A central challenge is determining which subtask the human player is currently pursuing. The authors solve this with an Intention Recognition module that treats the player’s observable actions as evidence in a Bayesian inference process. For each subtask they define a prior probability and a transition model that predicts the likelihood of observed actions given that subtask. As the player acts, the system updates the posterior distribution over subtasks in real time. The NPC then selects the subtask with the highest posterior probability and executes the corresponding optimal policy. This mechanism enables the helper to stay “in sync” with the human’s plan without explicit communication.

The NPC’s assistance is not simply “do the right thing”; it must also avoid interfering with the human’s progress. To this end the authors introduce a collaborative cost term into the reward function. Actions that would block or delay the human incur a large penalty, causing the policy‑optimization process to naturally favor non‑obstructive behaviors. This design choice mitigates the classic problem of “assistant interference” that often plagues human‑AI collaboration.

The experimental evaluation consists of two game scenarios. The first is a simple puzzle‑type collaboration where the player and NPC alternately place pieces to complete a picture. The second is a more complex strategy game in which the player manages resources and conducts combat while the NPC provides unit placement and tactical hints. In each scenario the authors compare three agents: (1) the full CAPIR system (decomposed MDPs + intention recognition + collaborative cost), (2) a baseline NPC using a handcrafted rule‑based policy, and (3) a version of CAPIR without intention recognition (random subtask selection). Performance is measured by success rate, average completion time, and subjective satisfaction reported by human participants.

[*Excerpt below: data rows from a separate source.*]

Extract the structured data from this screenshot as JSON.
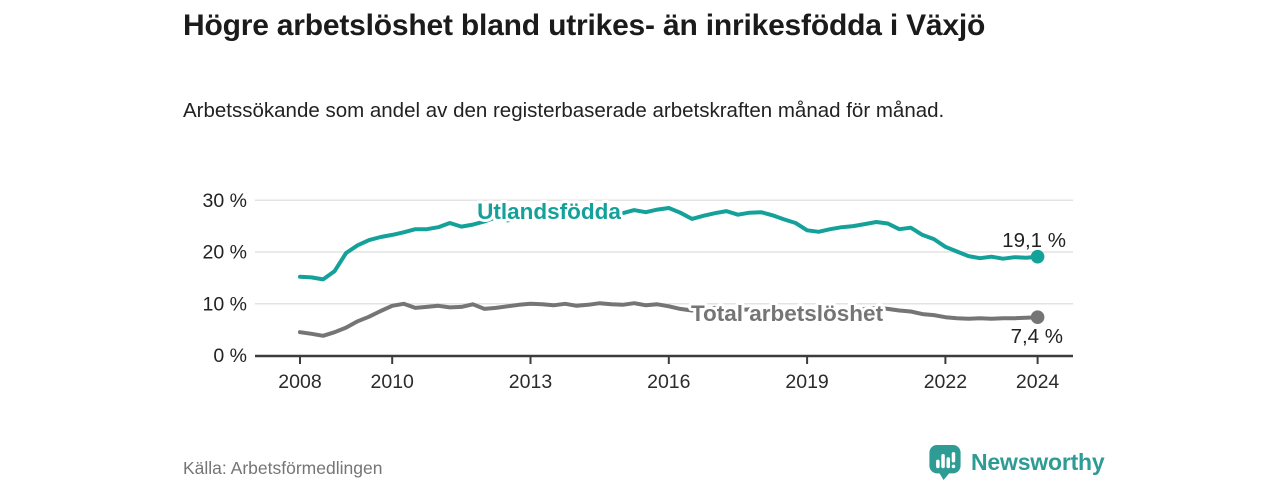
{
  "header": {
    "title": "Högre arbetslöshet bland utrikes- än inrikesfödda i Växjö",
    "subtitle": "Arbetssökande som andel av den registerbaserade arbetskraften månad för månad."
  },
  "chart_data": {
    "type": "line",
    "title": "Högre arbetslöshet bland utrikes- än inrikesfödda i Växjö",
    "xlabel": "",
    "ylabel": "",
    "unit": "%",
    "grid": "horizontal",
    "x_range": [
      2008,
      2024.75
    ],
    "ylim": [
      0,
      32
    ],
    "x_ticks": [
      2008,
      2010,
      2013,
      2016,
      2019,
      2022,
      2024
    ],
    "y_ticks": [
      {
        "value": 0,
        "label": "0 %"
      },
      {
        "value": 10,
        "label": "10 %"
      },
      {
        "value": 20,
        "label": "20 %"
      },
      {
        "value": 30,
        "label": "30 %"
      }
    ],
    "x": [
      2008.0,
      2008.25,
      2008.5,
      2008.75,
      2009.0,
      2009.25,
      2009.5,
      2009.75,
      2010.0,
      2010.25,
      2010.5,
      2010.75,
      2011.0,
      2011.25,
      2011.5,
      2011.75,
      2012.0,
      2012.25,
      2012.5,
      2012.75,
      2013.0,
      2013.25,
      2013.5,
      2013.75,
      2014.0,
      2014.25,
      2014.5,
      2014.75,
      2015.0,
      2015.25,
      2015.5,
      2015.75,
      2016.0,
      2016.25,
      2016.5,
      2016.75,
      2017.0,
      2017.25,
      2017.5,
      2017.75,
      2018.0,
      2018.25,
      2018.5,
      2018.75,
      2019.0,
      2019.25,
      2019.5,
      2019.75,
      2020.0,
      2020.25,
      2020.5,
      2020.75,
      2021.0,
      2021.25,
      2021.5,
      2021.75,
      2022.0,
      2022.25,
      2022.5,
      2022.75,
      2023.0,
      2023.25,
      2023.5,
      2023.75,
      2024.0
    ],
    "series": [
      {
        "name": "Utlandsfödda",
        "color": "#14a19a",
        "end_label": "19,1 %",
        "end_value": 19.1,
        "values": [
          15.2,
          15.1,
          14.7,
          16.3,
          19.8,
          21.3,
          22.3,
          22.9,
          23.3,
          23.8,
          24.4,
          24.4,
          24.8,
          25.6,
          24.9,
          25.3,
          25.9,
          26.7,
          26.1,
          26.5,
          26.8,
          27.0,
          27.1,
          27.3,
          27.2,
          27.6,
          27.4,
          27.7,
          27.5,
          28.1,
          27.7,
          28.2,
          28.5,
          27.6,
          26.4,
          27.0,
          27.5,
          27.9,
          27.2,
          27.6,
          27.7,
          27.1,
          26.3,
          25.6,
          24.2,
          23.9,
          24.4,
          24.8,
          25.0,
          25.4,
          25.8,
          25.5,
          24.4,
          24.7,
          23.3,
          22.5,
          21.0,
          20.1,
          19.2,
          18.8,
          19.1,
          18.7,
          19.0,
          18.9,
          19.1
        ]
      },
      {
        "name": "Total arbetslöshet",
        "color": "#757575",
        "end_label": "7,4 %",
        "end_value": 7.4,
        "values": [
          4.5,
          4.2,
          3.8,
          4.5,
          5.4,
          6.6,
          7.5,
          8.6,
          9.6,
          10.0,
          9.2,
          9.4,
          9.6,
          9.3,
          9.4,
          9.9,
          9.0,
          9.2,
          9.5,
          9.8,
          10.0,
          9.9,
          9.7,
          10.0,
          9.6,
          9.8,
          10.1,
          9.9,
          9.8,
          10.1,
          9.7,
          9.9,
          9.5,
          9.0,
          8.7,
          9.0,
          9.2,
          9.0,
          8.8,
          8.9,
          8.7,
          8.5,
          8.6,
          8.4,
          8.0,
          7.9,
          8.1,
          8.3,
          8.4,
          9.0,
          9.2,
          9.0,
          8.7,
          8.5,
          8.0,
          7.8,
          7.4,
          7.2,
          7.1,
          7.2,
          7.1,
          7.2,
          7.2,
          7.3,
          7.4
        ]
      }
    ],
    "legend_position": "inline-labels"
  },
  "footer": {
    "source": "Källa: Arbetsförmedlingen",
    "brand": "Newsworthy"
  },
  "colors": {
    "accent_teal": "#14a19a",
    "series_gray": "#757575",
    "axis": "#3c3c3c",
    "gridline": "#e3e3e3",
    "value_label": "#222222",
    "brand_teal": "#2e9c94"
  }
}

Results show that CAPIR achieves near‑human level assistance. In the puzzle game, success rates improve by roughly 12 % over the rule‑based baseline, and average completion time drops by about 15 %. In the strategy game the gains are even larger, with a 20 % increase in success and a 18 % reduction in time. Subjective surveys indicate that participants feel the CAPIR NPC “understands” their goals and “helps at the right moments,” especially when the intention recognizer correctly identifies the current subtask. The version lacking intention recognition performs significantly worse, confirming that real‑time inference of the player’s intent is crucial for effective collaboration.

The paper also discusses limitations. Subtask definitions rely on domain expertise; extending the system to a new game requires manual specification of subtasks and their transition models. The Bayesian intention recognizer assumes that the player’s actions are sufficiently informative; in domains where actions are highly ambiguous or heavily constrained, inference accuracy may degrade. Moreover, the current implementation treats each subtask independently, ignoring possible dependencies that could be exploited for more global optimization.

Future work suggested by the authors includes automatic subtask discovery (e.g., clustering of state‑action trajectories), integration of deep learning models for richer intention prediction, and scaling the framework to multi‑human, multi‑NPC settings. They also propose exploring hierarchical reinforcement learning to capture subtask dependencies and to enable more fluid switching between subtasks.

In summary, CAPIR demonstrates that a combination of task decomposition, Bayesian intention recognition, and collaborative cost‑aware planning can produce NPC assistants that are both computationally tractable and behaviorally aligned with human partners. The approach bridges a gap between theoretical optimal control and practical, real‑time game AI, offering a promising blueprint for future research in collaborative AI, human‑computer interaction, and adaptive game design.